Zertifizierte Robustheit. Ein strengerer Ansatz liefert mathematisch belastbare Garantien, dass sich die Ausgabe eines Modells innerhalb eines definierten Störungsradius nicht ändert, statt Robustheit nur empirisch an konkreten Angriffen zu testen.

Anwendungsfelder

Robustheit ist besonders in sicherheitskritischen Anwendungen zentral, etwa bei der Bilderkennung in autonomen Fahrzeugen, bei biometrischer Authentifizierung und bei Inhaltsfiltern, die absichtlich umgangen werden sollen.

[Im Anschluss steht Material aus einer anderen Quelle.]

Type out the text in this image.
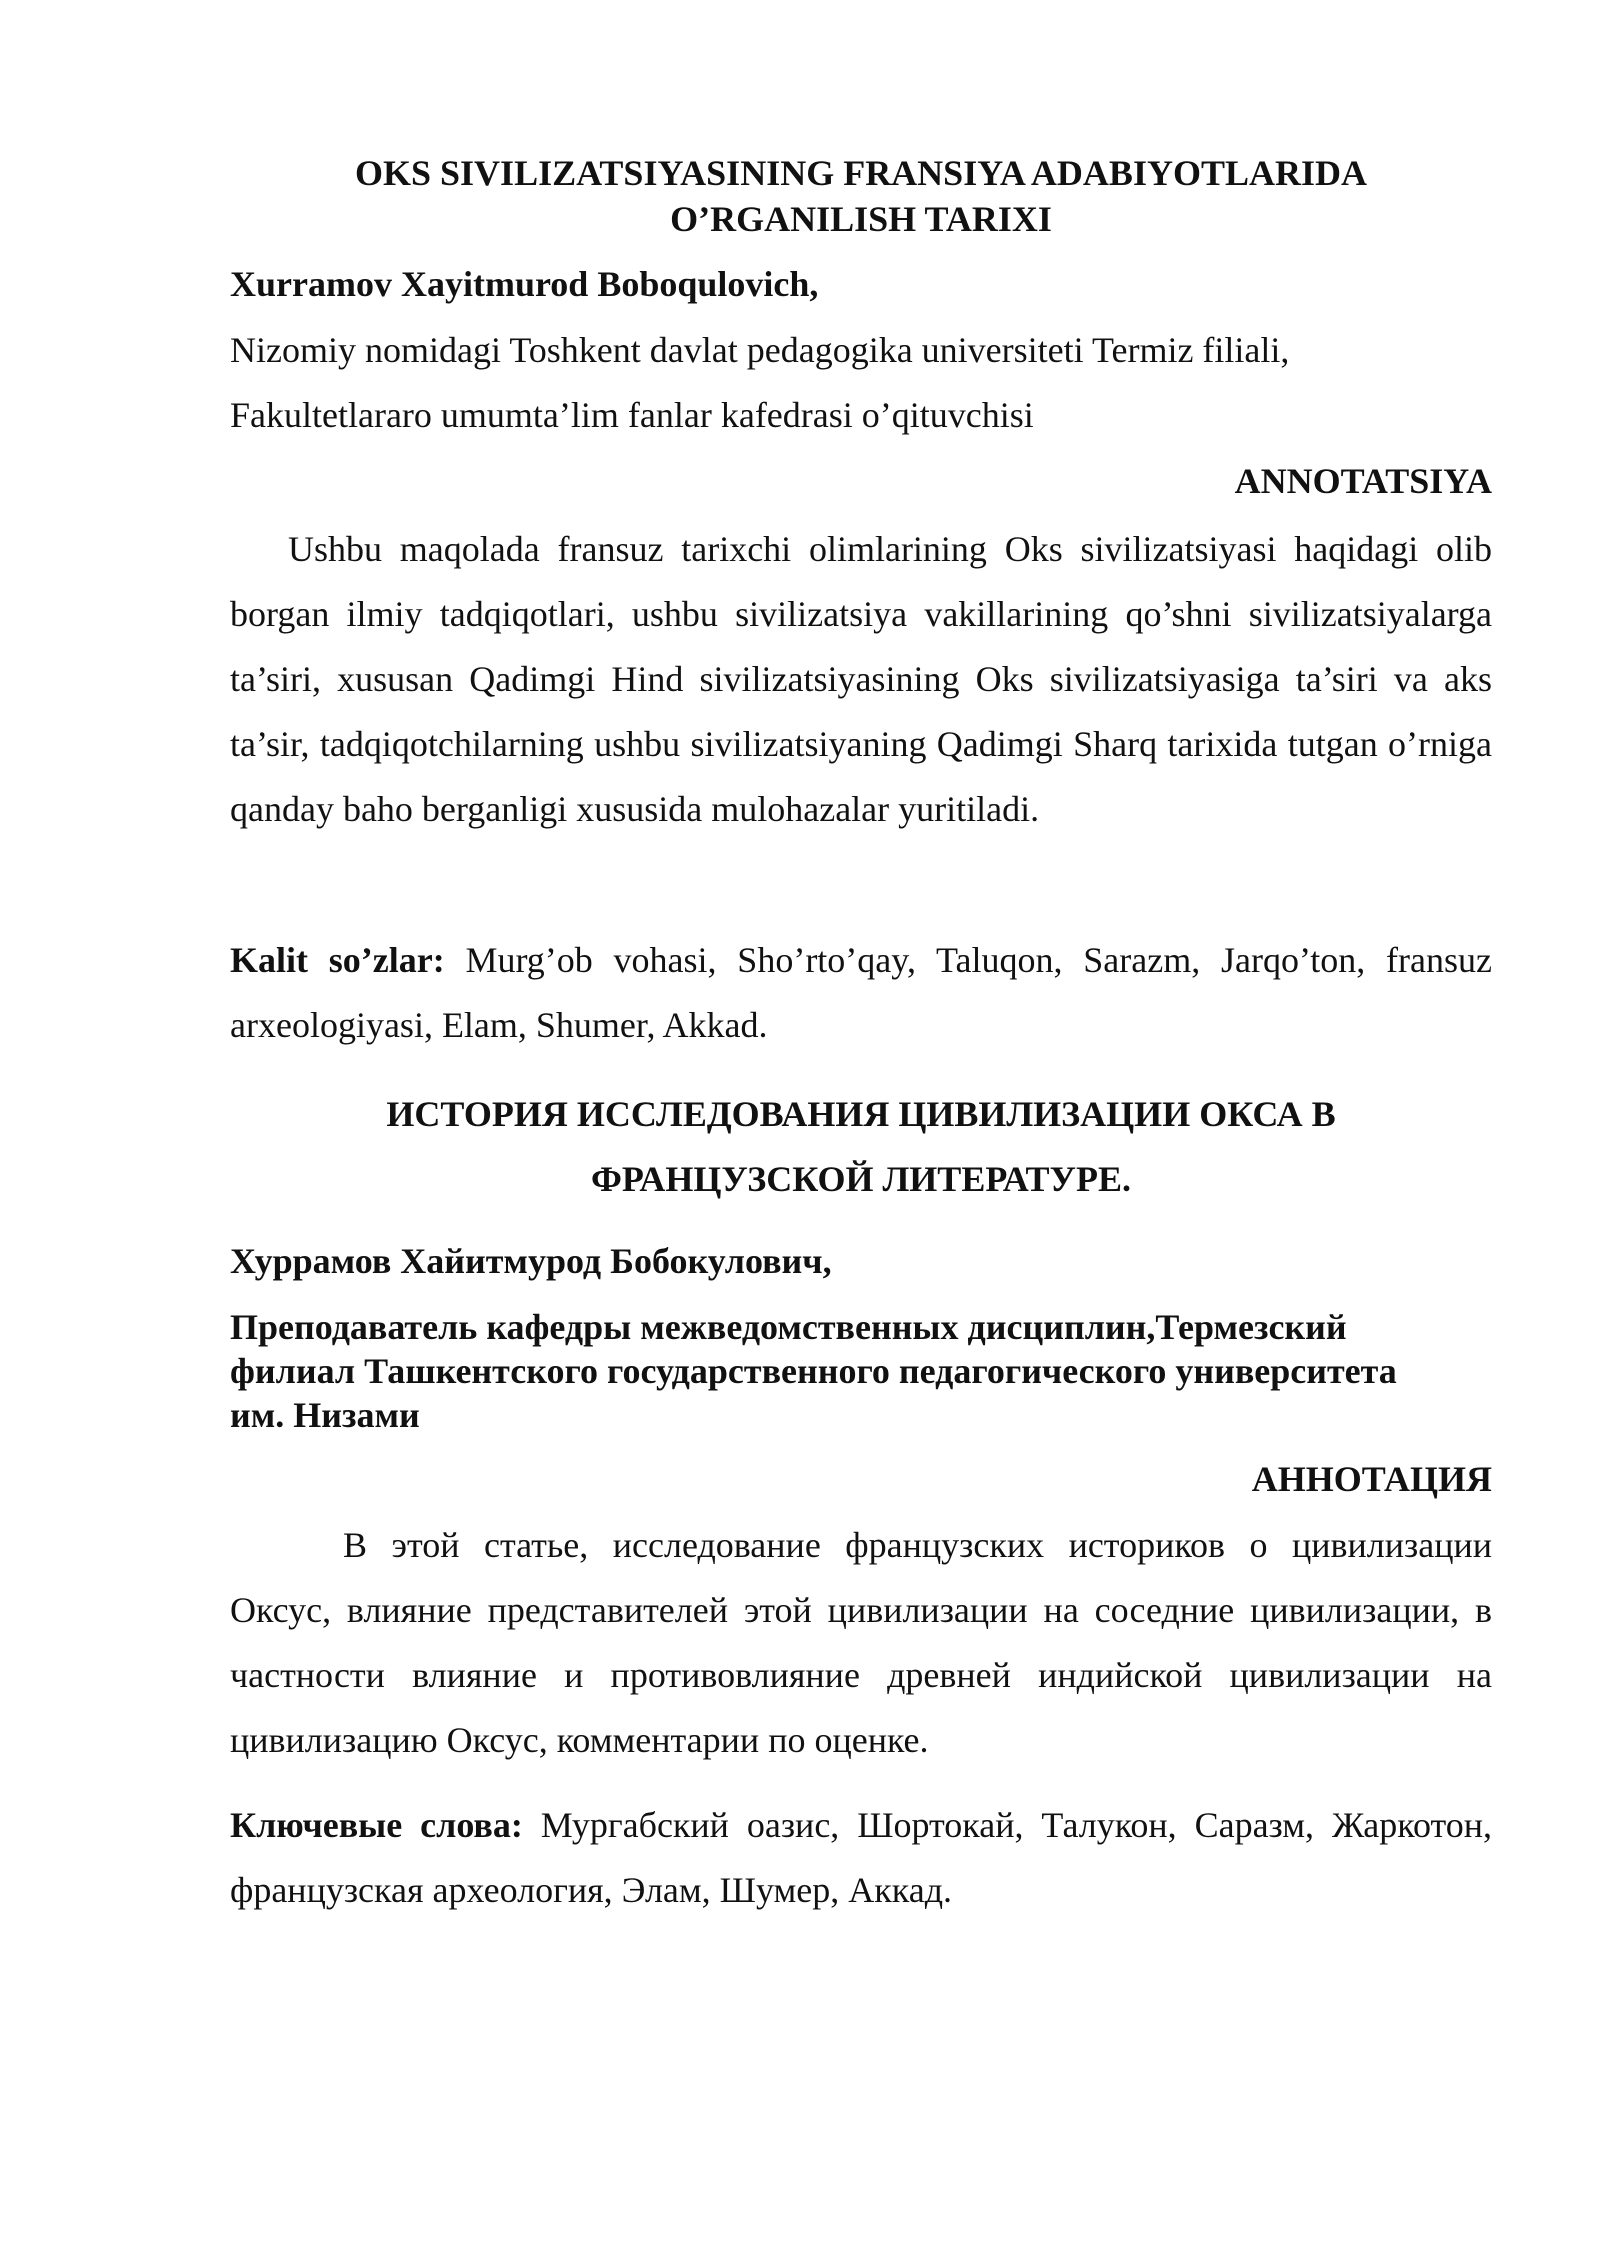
OKS SIVILIZATSIYASINING FRANSIYA ADABIYOTLARIDA
O’RGANILISH TARIXI
Xurramov Xayitmurod Boboqulovich,
Nizomiy nomidagi Toshkent davlat pedagogika universiteti Termiz filiali,
Fakultetlararo umumta’lim fanlar kafedrasi o’qituvchisi
ANNOTATSIYA
Ushbu maqolada fransuz tarixchi olimlarining Oks sivilizatsiyasi haqidagi olib borgan ilmiy tadqiqotlari, ushbu sivilizatsiya vakillarining qo’shni sivilizatsiyalarga ta’siri, xususan Qadimgi Hind sivilizatsiyasining Oks sivilizatsiyasiga ta’siri va aks ta’sir, tadqiqotchilarning ushbu sivilizatsiyaning Qadimgi Sharq tarixida tutgan o’rniga qanday baho berganligi xususida mulohazalar yuritiladi.
Kalit so’zlar: Murg’ob vohasi, Sho’rto’qay, Taluqon, Sarazm, Jarqo’ton, fransuz arxeologiyasi, Elam, Shumer, Akkad.
ИСТОРИЯ ИССЛЕДОВАНИЯ ЦИВИЛИЗАЦИИ ОКСА В
ФРАНЦУЗСКОЙ ЛИТЕРАТУРЕ.
Хуррамов Хайитмурод Бобокулович,
Преподаватель кафедры межведомственных дисциплин,Термезский
филиал Ташкентского государственного педагогического университета
им. Низами
АННОТАЦИЯ
В этой статье, исследование французских историков о цивилизации Оксус, влияние представителей этой цивилизации на соседние цивилизации, в частности влияние и противовлияние древней индийской цивилизации на цивилизацию Оксус, комментарии по оценке.
Ключевые слова: Мургабский оазис, Шортокай, Талукон, Саразм, Жаркотон, французская археология, Элам, Шумер, Аккад.
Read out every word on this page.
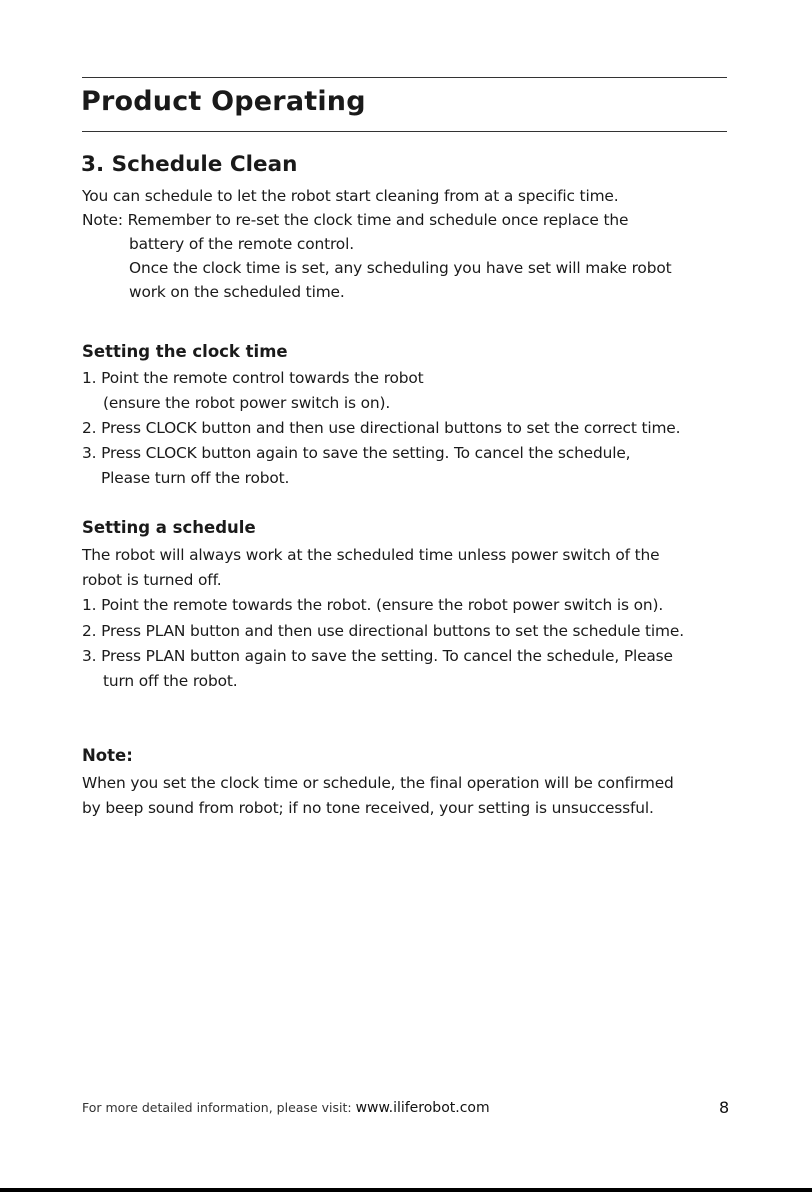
Product Operating
3. Schedule Clean
You can schedule to let the robot start cleaning from at a specific time.
Note: Remember to re-set the clock time and schedule once replace the
battery of the remote control.
Once the clock time is set, any scheduling you have set will make robot
work on the scheduled time.
Setting the clock time
1. Point the remote control towards the robot
(ensure the robot power switch is on).
2. Press CLOCK button and then use directional buttons to set the correct time.
3. Press CLOCK button again to save the setting. To cancel the schedule,
Please turn off the robot.
Setting a schedule
The robot will always work at the scheduled time unless power switch of the
robot is turned off.
1. Point the remote towards the robot. (ensure the robot power switch is on).
2. Press PLAN button and then use directional buttons to set the schedule time.
3. Press PLAN button again to save the setting. To cancel the schedule, Please
turn off the robot.
Note:
When you set the clock time or schedule, the final operation will be confirmed
by beep sound from robot; if no tone received, your setting is unsuccessful.
For more detailed information, please visit: www.iliferobot.com	8
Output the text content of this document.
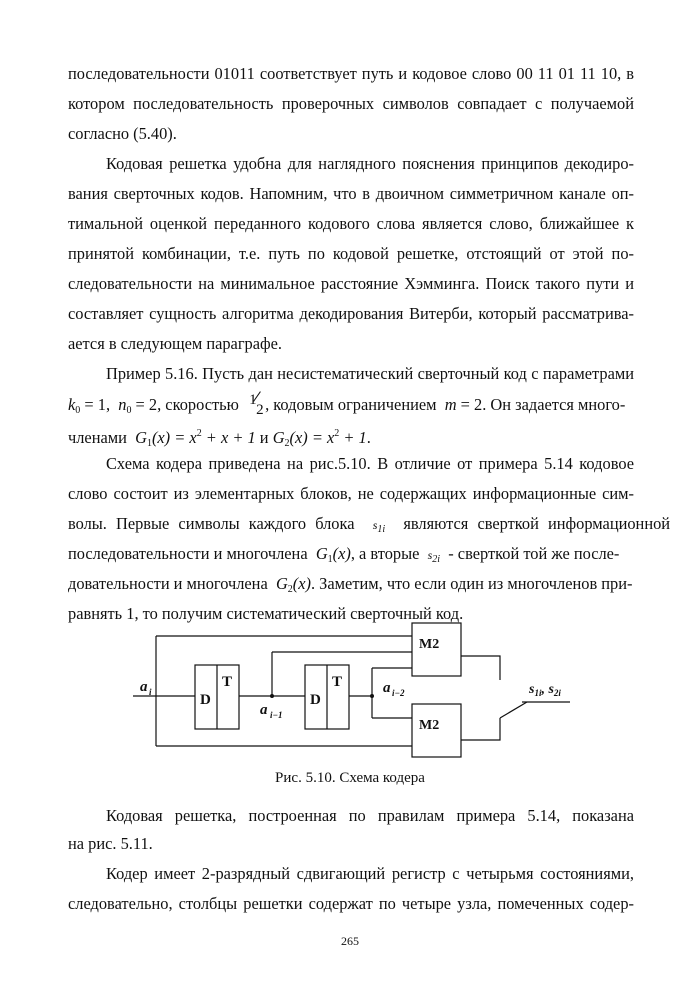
последовательности 01011 соответствует путь и кодовое слово 00 11 01 11 10, в
котором последовательность проверочных символов совпадает с получаемой
согласно (5.40).
Кодовая решетка удобна для наглядного пояснения принципов декодиро-
вания сверточных кодов. Напомним, что в двоичном симметричном канале оп-
тимальной оценкой переданного кодового слова является слово, ближайшее к
принятой комбинации, т.е. путь по кодовой решетке, отстоящий от этой по-
следовательности на минимальное расстояние Хэмминга. Поиск такого пути и
составляет сущность алгоритма декодирования Витерби, который рассматрива-
ается в следующем параграфе.
Пример 5.16. Пусть дан несистематический сверточный код с параметрами
$k_0 = 1$,  $n_0 = 2$, скоростью 1
2 , кодовым ограничением m = 2. Он задается много-
членами $G_1(x) = x^2 + x + 1$ и $G_2(x) = x^2 + 1$.
Схема кодера приведена на рис.5.10. В отличие от примера 5.14 кодовое
слово состоит из элементарных блоков, не содержащих информационные сим-
волы. Первые символы каждого блока $s_{1i}$ являются сверткой информационной
последовательности и многочлена $G_1(x)$, а вторые $s_{2i}$ - сверткой той же после-
довательности и многочлена $G_2(x)$. Заметим, что если один из многочленов при-
равнять 1, то получим систематический сверточный код.
a i	D
T
a i−1
D
T	a i−2
M2
M2
$s_{1i}$, $s_{2i}$
Рис. 5.10. Схема кодера
Кодовая решетка, построенная по правилам примера 5.14, показана
на рис. 5.11.
Кодер имеет 2-разрядный сдвигающий регистр с четырьмя состояниями,
следовательно, столбцы решетки содержат по четыре узла, помеченных содер-
265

In der Sprachmodell-Sicherheit überschneidet sich das Konzept mit verwandten Angriffsformen gegen Chatbots und Assistenzsysteme: Beide lassen sich als Anwendungsfälle mangelnder Robustheit gegenüber gezielt konstruierten Eingaben verstehen, wenn auch mit anderer Angriffsform als bei klassischen adversarialen Bildstörungen.

Kontroversen und Kritik

Kein Wettrüsten mit Endpunkt. Die Geschichte adversarialer Robustheit ist geprägt von einem fortlaufenden Wechselspiel: Kaum wird eine Verteidigung veröffentlicht, entstehen spezifisch dagegen gerichtete neue Angriffe. Ein Teil der Forschungsgemeinschaft zieht daraus den Schluss, dass vollständige Robustheit gegen alle denkbaren adversarialen Störungen mit heutigen Methoden kein erreichbares Ziel ist, sondern nur eine relative Verbesserung gegenüber bekannten Angriffen.

Zielkonflikt mit Genauigkeit. Mehrere Untersuchungen dokumentieren einen Kompromiss zwischen adversarialer Robustheit und Genauigkeit auf sauberen, unmanipulierten Daten: Ein Modell, das stark auf Robustheit trainiert wird, verliert häufig etwas an Leistungsfähigkeit im gewöhnlichen Betrieb.

Übertragbarkeit als ungelöstes Problem. Dass adversariale Beispiele zwischen unterschiedlichen Modellen übertragbar sind, bedeutet, dass Angreifer ein Zielmodell nicht kennen müssen, um es erfolgreich zu täuschen – ein strukturelles Problem, das einzelne Verteidigungsmaßnahmen an einem bestimmten Modell nicht löst.

Verwandte Begriffe

Quellenangaben

  1. Szegedy, Christian / Zaremba, Wojciech / Sutskever, Ilya / Bruna, Joan / Erhan, Dumitru / Goodfellow, Ian / Fergus, Rob, 2013. Intriguing Properties of Neural Networks. arXiv: 1312.6199.
  2. Goodfellow, Ian J. / Shlens, Jonathon / Szegedy, Christian, 2014. Explaining and Harnessing Adversarial Examples. arXiv: 1412.6572.